The phasing out of the first home owner’s grant will test the residential property market, but shortages of housing and improved investor sentiment will push prices higher and keep the industry strong, the new ANZ Property Outlook report reveals.
But the country will face a massive housing shortage unless construction supply increases, with the possibility of a deterioration in affordability “beyond anything we have ever seen”, the report claims.
Additionally, commercial property investors will likely see past short-term weakness and focus on the resetting of market valuations to occur next year.
The report, which focuses on both the residential and commercial property sectors, says the official interest rate will rise over the next year as the overall economy recovers.
However, it suggests that despite the rising cash rate and the phasing out of the first home owners grant, prices will increase with investor sentiment set to grow.
“The remarkable rise in Australian house prices in 2009 has finally silenced the doomsayers. The national median house price has risen by an impressive 10% over the first 10 months of the year buoyed by low interest rates, the first home owner boost (FHOB) and tightening underlying fundamentals,” economist Alex Joiner said in the report.
The report points out the claims of an initial market crash at the start of the financial crisis failed to recognise differences between the Australian and US markets. It says the financial crash occurred due to the collapse of home lending standards, with “predatory lending, fraud and ineffective prudential supervision” involved.
“In contrast, strong prudential regulation and conservative lending practices kept sub-prime lending to less than 1% of the Australian mortgage market,” he said.
As a result, the report claims the outlook for the residential property market is quite strong. It notes national median house prices rose by 10% in the first 10 months of 2009, and expects a resilient market performance in the next year.
“While we still expect a deceleration of prices in 2010 as the FHOB is removed and interest rates are lifted towards ‘neutral’, recent momentum suggests price gains could be stronger than anticipated.”
“Despite a marked rise in properties for sale, auction clearance rates have remained high in recent weeks and an upgraded economic outlook and improved job security will continue to boost investor and homebuyer confidence,” he said.
However, the report claims the greatest issue facing the market is inadequate supply, and says unless significant action is taken to remove impediments to home building Australia will face a shortage leading to a “deterioration in affordability”.
“Moreover, each day underlying housing demand remains above new supply, the market tightens further. We estimate that underlying housing demand is running at an annual rate of 200,000 while dwelling completions are expected to fall to under 130,000 in 2009-10.”

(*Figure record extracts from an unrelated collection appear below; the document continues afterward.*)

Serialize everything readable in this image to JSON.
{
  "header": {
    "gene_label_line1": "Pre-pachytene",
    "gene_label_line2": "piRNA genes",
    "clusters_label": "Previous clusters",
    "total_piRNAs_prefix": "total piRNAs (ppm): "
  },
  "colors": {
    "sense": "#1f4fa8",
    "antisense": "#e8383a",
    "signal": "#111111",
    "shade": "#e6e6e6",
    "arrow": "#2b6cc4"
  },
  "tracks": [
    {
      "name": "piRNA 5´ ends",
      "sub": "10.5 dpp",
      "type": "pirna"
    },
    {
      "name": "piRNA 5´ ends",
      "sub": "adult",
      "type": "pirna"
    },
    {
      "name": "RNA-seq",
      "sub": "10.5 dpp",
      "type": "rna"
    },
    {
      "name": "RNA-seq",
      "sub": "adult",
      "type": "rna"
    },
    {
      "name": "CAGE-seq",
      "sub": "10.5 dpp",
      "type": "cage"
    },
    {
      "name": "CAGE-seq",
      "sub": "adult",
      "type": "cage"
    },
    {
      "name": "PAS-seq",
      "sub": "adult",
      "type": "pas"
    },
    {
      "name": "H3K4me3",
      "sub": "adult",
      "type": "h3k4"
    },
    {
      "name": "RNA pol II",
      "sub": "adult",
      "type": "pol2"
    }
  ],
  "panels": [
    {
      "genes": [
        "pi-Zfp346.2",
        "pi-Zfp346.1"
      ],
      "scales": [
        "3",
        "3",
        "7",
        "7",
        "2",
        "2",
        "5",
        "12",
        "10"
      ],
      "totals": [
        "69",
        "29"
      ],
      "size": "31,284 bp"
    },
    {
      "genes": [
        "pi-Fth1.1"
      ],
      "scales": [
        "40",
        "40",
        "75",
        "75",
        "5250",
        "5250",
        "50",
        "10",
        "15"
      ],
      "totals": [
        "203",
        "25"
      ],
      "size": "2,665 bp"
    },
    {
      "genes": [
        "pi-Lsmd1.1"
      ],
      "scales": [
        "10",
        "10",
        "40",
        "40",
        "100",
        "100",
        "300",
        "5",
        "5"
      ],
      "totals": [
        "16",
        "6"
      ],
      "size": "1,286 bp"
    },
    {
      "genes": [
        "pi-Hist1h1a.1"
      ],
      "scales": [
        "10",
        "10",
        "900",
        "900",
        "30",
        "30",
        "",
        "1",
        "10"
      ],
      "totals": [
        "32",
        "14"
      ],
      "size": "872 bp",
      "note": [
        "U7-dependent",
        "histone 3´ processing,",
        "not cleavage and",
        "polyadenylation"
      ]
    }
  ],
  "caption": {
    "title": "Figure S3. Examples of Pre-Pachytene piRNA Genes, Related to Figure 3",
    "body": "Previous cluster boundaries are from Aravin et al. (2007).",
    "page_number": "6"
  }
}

“With the market already extremely tight (reflected in near record low rental vacancy rates in most state capitals), an additional shortfall of 70,000 dwellings will have a marked impact,” Joiner stated.

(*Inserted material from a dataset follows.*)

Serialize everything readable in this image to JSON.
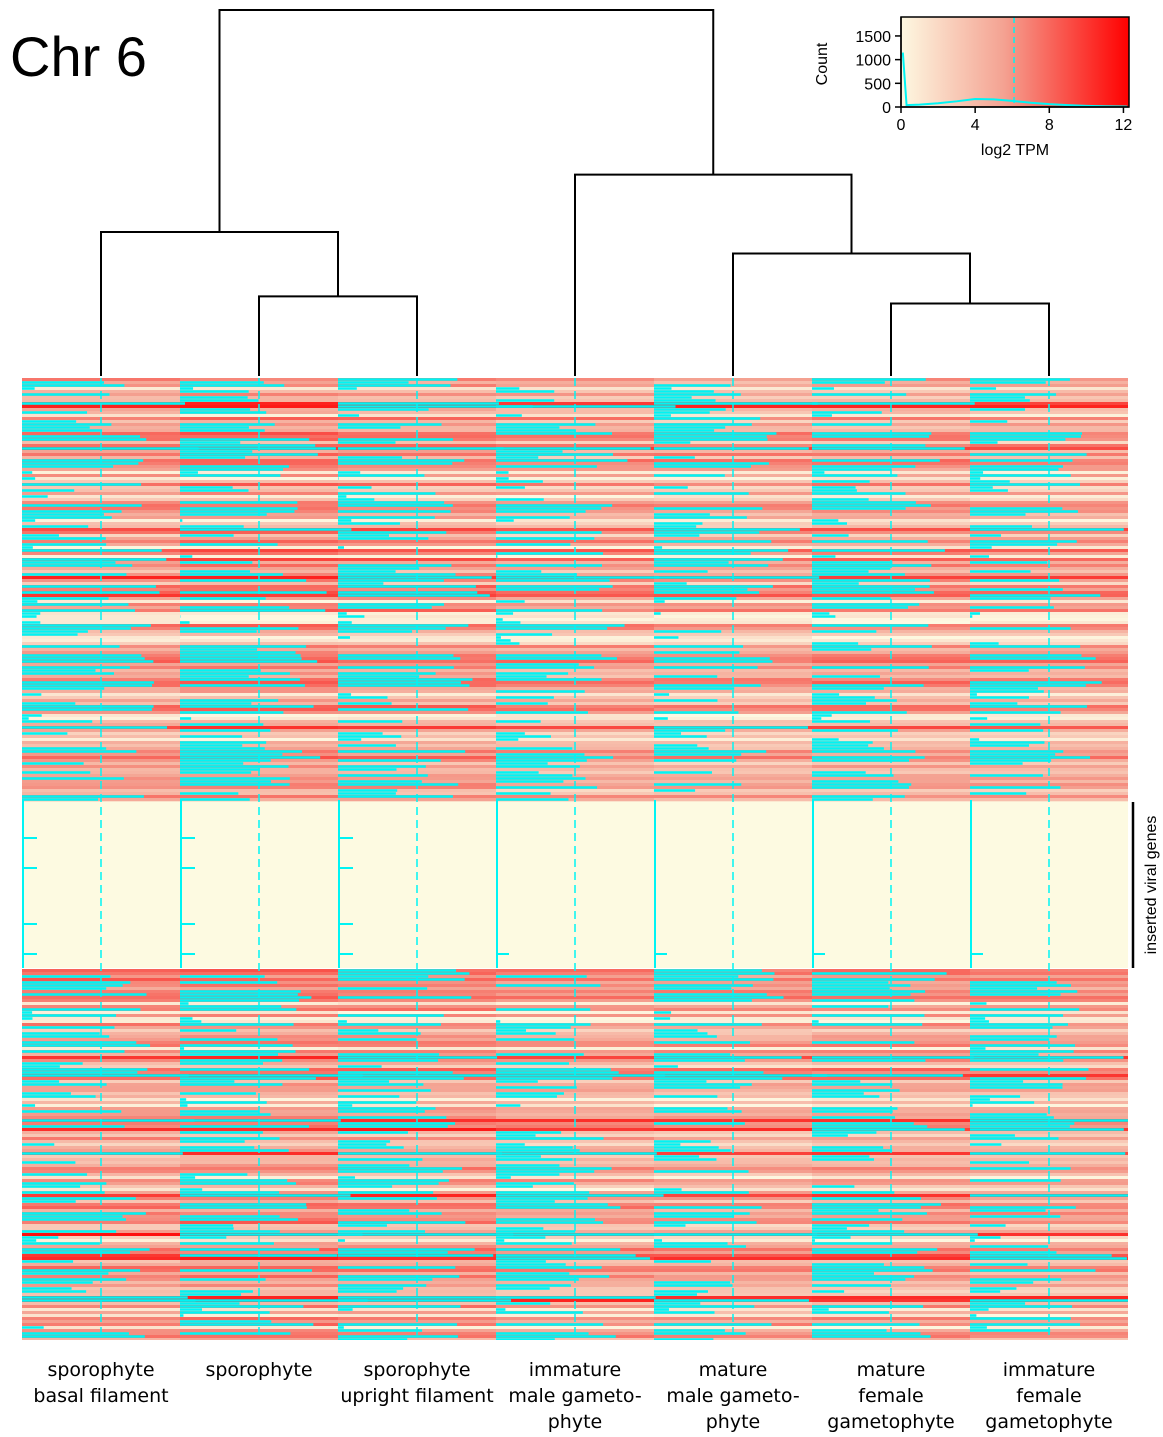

The report says it remains unlikely annual completions will reach the 200,000 number needed to meet demand, and suggests building activity will be constrained by developer levies, regulatory costs, access to finance and skilled labour shortages.
“Outside of concerted public policy action to remove the existing impediments to home building and/or substantially lower population growth, we will endure a sustained period of rising rents and house prices.”
“This will continue until the point when builder profit margins have risen sufficiently to encourage higher levels of residential construction. In the meantime, things are likely to become increasingly unpleasant for renters and first homebuyers.”
In commercial property, the report claims while valuations have fallen over the past two years prices are approaching a low point, and that capital raisings in the industry have lowered the risk of asset sales.
Office property is now prepared for a “soft landing”, with rents and capital values set to grow. The Melbourne market is “well placed on a number of fronts”, with vacancies expected to peak at just 8%.
In the retail sector, the report says the rising number of international tourist arrivals will help the market, while falls in industrial capital values over the last two years are “expected to come to an end”.
In the industrial property market, the report claims the volatile market has seen business investment in new construction fall 15% in the year to June. And while price rises seen during 2006-08 are “unlikely to be reported”, the report claims market growth is expected to remain strong.
“We anticipate demand for manufacturing and warehousing space will begin to recover in line with the economy. Demand for vacant stock has remained fairly robust and any existing excess supply should be soaked up relatively quickly given the still low levels of construction in the pipeline. “
As a result, the report says falls in rents will be minimal over the next year. It notes a drop in the September quarter of prime yields of 100-150 basis points to about 8.5-9%, with secondary yields moving 150-200 basis points up to 10%.
The report also says transaction activity is set to remain subdued for some time, which will impact capital growth, but that cautious investors will begin to return as the overall economy recovers.